El problema ahora era dentro de su propio apartamento, donde vivía solo después de la muerte de su esposa. Me confesó que venía sintiendo una presencia extraña dentro de su habitación, algo que no conseguía llegar a definir, una cosa irreal y fantasmagórica que producía ruidos casi inaudibles por las noches y lo tenía en un total estado de pavor. Nunca lo había visto tan asustado.  Me preguntó si yo creía en espíritus, parecía sentir pesados remordimientos por los crímenes de que era responsable. Insinuó cosas absurdas a respecto de su esposa muerta, venganzas de ultratumba, comunicación con espíritus, el pobre estaba al borde de perder la razón. Me decidí a ayudarlo, mismo que yo ni sabía lo que me esperaba esta vez.

A esta altura, él había decidido abandonar el apartamento, optando por trasladarse a una suite del Mofarrej Hotel en la Plaza Independencia, en el centro de la ciudad. Quedé a cargo del piso con el compromiso de mantener contacto diario para contarle cualquier novedad. Yo lo mantenía al tanto de detalles banales, el hijo del vecino que había dejado caer la pelota en la terraza, la visita de un repartidor de pizza que había tocado el timbre por equivocación o el crepitar de la lluvia durante una tormenta. Así pasaron los tres o cuatro primeros días. Yo me estaba aburriendo en aquel lugar solitario, hasta que ocurrió algo inesperado. Era un ruido en la buhardilla. Encendí las luces y revisé todos los rincones del apartamento revólver en mano, pero el fenómeno no se repitió. Esa mañana me resistí a hacer cualquier mención a mi mecenas sobre un suceso trivial que sólo habría servido para dejarlo más nervioso. Pero el hecho es que durante los días que siguieron no pude separarme de la impresión de estar siendo observado por alguien que estaba dentro del apartamento. La idea parecía descabellada. Mi razonamiento, siempre afecto a buscar la explicación científica en todas las cosas, afirmaba que aquello era una locura. Entonces volvió a ocurrir. Una madrugada yo atravesaba las horas sin sueño, entretenido con el tamborileo de la lluvia en el ventanal delantero. El viento hacía temblar las puertas pareciendo querer arrancarlas de sus bisagras. Pero entre todos los sonidos de esa noche había uno casi inaudible que estaba por completo fuera de armonía con los otros. Tic-tac-tic-tic-tac. Parecían pasos producidos por un cuerpo muy leve, que corría en una dirección, después paraba por algunos segundos y disparaba en sentido contrario. Tic-tac. Y enseguida el sonido de algún objeto pesado al caer sobre el piso de madera.

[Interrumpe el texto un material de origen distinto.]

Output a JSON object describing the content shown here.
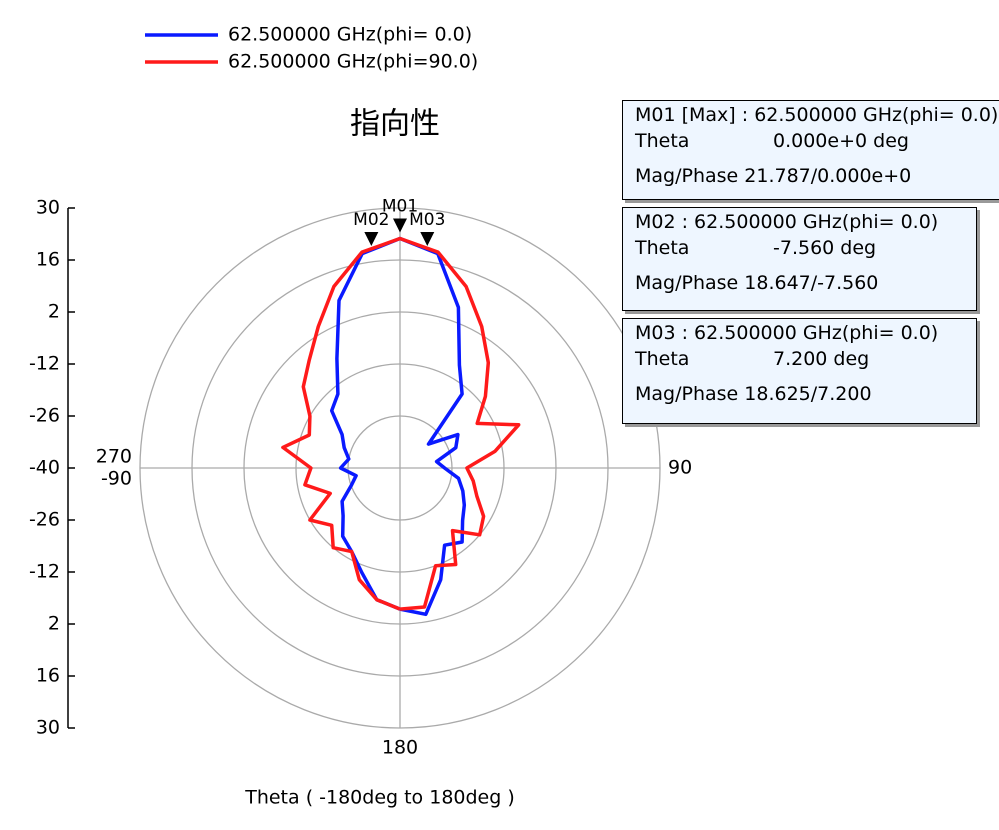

Deslicé mi brazo por debajo de la frazada hasta encontrar la linterna, que por precaución siempre dejo cerca de la cama. Mi otra mano se aferró al pequeño revolver, colocado exactamente debajo de la almohada. En un movimiento muy rápido dirigí los dos en la misma dirección al mismo tiempo. Lo primero que vi fue la pequeña portátil caída al borde del colchón, sobre la alfombra. El ángulo de luz hizo fulgurar dos ojitos traviesos que parecían pedirme perdón por el disturbio. Miraban fijos el caño de la pistola. En mis años de trabajo como asesino a sueldo yo nunca había visto una mirada como aquella. Me miró de nuevo y fue recogiendo su cuerpecito peludo con miedo hacia un rincón. Bajé el arma y lo acompañé con el foco de la linterna mientras desaparecía  a través de una grieta abierta en el zócalo. Me envolví en la frazada y permanecí sentado en la cama durante las horas que faltaban para el amanecer. Después escribí el mensaje para mi antiguo bienhechor, a quien no he vuelto a ver y de quien nunca más he tenido noticia alguna.